ECLI:NL:GHDHA:2014:3543

Gerechtshof Den Haag

Datum uitspraak
11 november 2014
Publicatiedatum
3 november 2014
Zaaknummer
200.104.355
Instantie
Gerechtshof Den Haag
Type
Uitspraak
Rechtsgebied
Civiel recht
Procedures
  • Hoger beroep
Vindplaatsen
  • Rechtspraak.nl
AI samenvatting door LexboostAutomatisch gegenereerd

Onverschuldigde betaling en bewijswaardering in civiele procedure tussen erfgenamen en tandtechnisch laboratorium

In deze zaak, die voor het Gerechtshof Den Haag diende, gaat het om een hoger beroep van de erfgenamen van [erflaatster] tegen een vonnis van de rechtbank Rotterdam. De erfgenamen, vertegenwoordigd door advocaat mr. D. Vermaat, vorderden de vernietiging van het bestreden vonnis en de afwijzing van de vorderingen van [X] Dental Lab, dat werd vertegenwoordigd door advocaat mr.
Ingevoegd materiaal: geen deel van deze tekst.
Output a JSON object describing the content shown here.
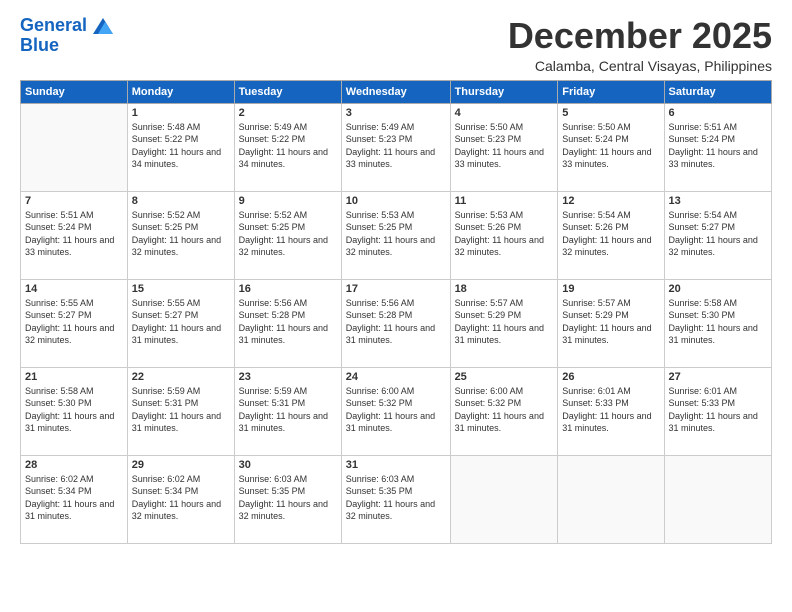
{
  "logo": {
    "line1": "General",
    "line2": "Blue"
  },
  "title": "December 2025",
  "location": "Calamba, Central Visayas, Philippines",
  "days_of_week": [
    "Sunday",
    "Monday",
    "Tuesday",
    "Wednesday",
    "Thursday",
    "Friday",
    "Saturday"
  ],
  "weeks": [
    [
      {
        "day": "",
        "sunrise": "",
        "sunset": "",
        "daylight": ""
      },
      {
        "day": "1",
        "sunrise": "5:48 AM",
        "sunset": "5:22 PM",
        "daylight": "11 hours and 34 minutes."
      },
      {
        "day": "2",
        "sunrise": "5:49 AM",
        "sunset": "5:22 PM",
        "daylight": "11 hours and 34 minutes."
      },
      {
        "day": "3",
        "sunrise": "5:49 AM",
        "sunset": "5:23 PM",
        "daylight": "11 hours and 33 minutes."
      },
      {
        "day": "4",
        "sunrise": "5:50 AM",
        "sunset": "5:23 PM",
        "daylight": "11 hours and 33 minutes."
      },
      {
        "day": "5",
        "sunrise": "5:50 AM",
        "sunset": "5:24 PM",
        "daylight": "11 hours and 33 minutes."
      },
      {
        "day": "6",
        "sunrise": "5:51 AM",
        "sunset": "5:24 PM",
        "daylight": "11 hours and 33 minutes."
      }
    ],
    [
      {
        "day": "7",
        "sunrise": "5:51 AM",
        "sunset": "5:24 PM",
        "daylight": "11 hours and 33 minutes."
      },
      {
        "day": "8",
        "sunrise": "5:52 AM",
        "sunset": "5:25 PM",
        "daylight": "11 hours and 32 minutes."
      },
      {
        "day": "9",
        "sunrise": "5:52 AM",
        "sunset": "5:25 PM",
        "daylight": "11 hours and 32 minutes."
      },
      {
        "day": "10",
        "sunrise": "5:53 AM",
        "sunset": "5:25 PM",
        "daylight": "11 hours and 32 minutes."
      },
      {
        "day": "11",
        "sunrise": "5:53 AM",
        "sunset": "5:26 PM",
        "daylight": "11 hours and 32 minutes."
      },
      {
        "day": "12",
        "sunrise": "5:54 AM",
        "sunset": "5:26 PM",
        "daylight": "11 hours and 32 minutes."
      },
      {
        "day": "13",
        "sunrise": "5:54 AM",
        "sunset": "5:27 PM",
        "daylight": "11 hours and 32 minutes."
      }
    ],
    [
      {
        "day": "14",
        "sunrise": "5:55 AM",
        "sunset": "5:27 PM",
        "daylight": "11 hours and 32 minutes."
      },
      {
        "day": "15",
        "sunrise": "5:55 AM",
        "sunset": "5:27 PM",
        "daylight": "11 hours and 31 minutes."
      },
      {
        "day": "16",
        "sunrise": "5:56 AM",
        "sunset": "5:28 PM",
        "daylight": "11 hours and 31 minutes."
      },
      {
        "day": "17",
        "sunrise": "5:56 AM",
        "sunset": "5:28 PM",
        "daylight": "11 hours and 31 minutes."
      },
      {
        "day": "18",
        "sunrise": "5:57 AM",
        "sunset": "5:29 PM",
        "daylight": "11 hours and 31 minutes."
      },
      {
        "day": "19",
        "sunrise": "5:57 AM",
        "sunset": "5:29 PM",
        "daylight": "11 hours and 31 minutes."
      },
      {
        "day": "20",
        "sunrise": "5:58 AM",
        "sunset": "5:30 PM",
        "daylight": "11 hours and 31 minutes."
      }
    ],
    [
      {
        "day": "21",
        "sunrise": "5:58 AM",
        "sunset": "5:30 PM",
        "daylight": "11 hours and 31 minutes."
      },
      {
        "day": "22",
        "sunrise": "5:59 AM",
        "sunset": "5:31 PM",
        "daylight": "11 hours and 31 minutes."
      },
      {
        "day": "23",
        "sunrise": "5:59 AM",
        "sunset": "5:31 PM",
        "daylight": "11 hours and 31 minutes."
      },
      {
        "day": "24",
        "sunrise": "6:00 AM",
        "sunset": "5:32 PM",
        "daylight": "11 hours and 31 minutes."
      },
      {
        "day": "25",
        "sunrise": "6:00 AM",
        "sunset": "5:32 PM",
        "daylight": "11 hours and 31 minutes."
      },
      {
        "day": "26",
        "sunrise": "6:01 AM",
        "sunset": "5:33 PM",
        "daylight": "11 hours and 31 minutes."
      },
      {
        "day": "27",
        "sunrise": "6:01 AM",
        "sunset": "5:33 PM",
        "daylight": "11 hours and 31 minutes."
      }
    ],
    [
      {
        "day": "28",
        "sunrise": "6:02 AM",
        "sunset": "5:34 PM",
        "daylight": "11 hours and 31 minutes."
      },
      {
        "day": "29",
        "sunrise": "6:02 AM",
        "sunset": "5:34 PM",
        "daylight": "11 hours and 32 minutes."
      },
      {
        "day": "30",
        "sunrise": "6:03 AM",
        "sunset": "5:35 PM",
        "daylight": "11 hours and 32 minutes."
      },
      {
        "day": "31",
        "sunrise": "6:03 AM",
        "sunset": "5:35 PM",
        "daylight": "11 hours and 32 minutes."
      },
      {
        "day": "",
        "sunrise": "",
        "sunset": "",
        "daylight": ""
      },
      {
        "day": "",
        "sunrise": "",
        "sunset": "",
        "daylight": ""
      },
      {
        "day": "",
        "sunrise": "",
        "sunset": "",
        "daylight": ""
      }
    ]
  ],
  "labels": {
    "sunrise_prefix": "Sunrise: ",
    "sunset_prefix": "Sunset: ",
    "daylight_prefix": "Daylight: "
  }
}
T.G.M. Gersjes. De zaak draait om de vraag of een betaling van € 6.000,- door [X] Dental Lab aan [erflaatster] onverschuldigd was, omdat deze betaling zou zijn gedaan onder de voorwaarde dat [erflaatster] haar klachten tegen de tandartsen zou intrekken. Het hof heeft vastgesteld dat de rechtbank in een eerder tussenvonnis de feiten heeft vastgesteld die niet in geschil zijn. De erfgenamen hebben in hoger beroep vijf grieven aangevoerd, gericht tegen de bewijswaardering en de verwerping van hun beroep op verrekening.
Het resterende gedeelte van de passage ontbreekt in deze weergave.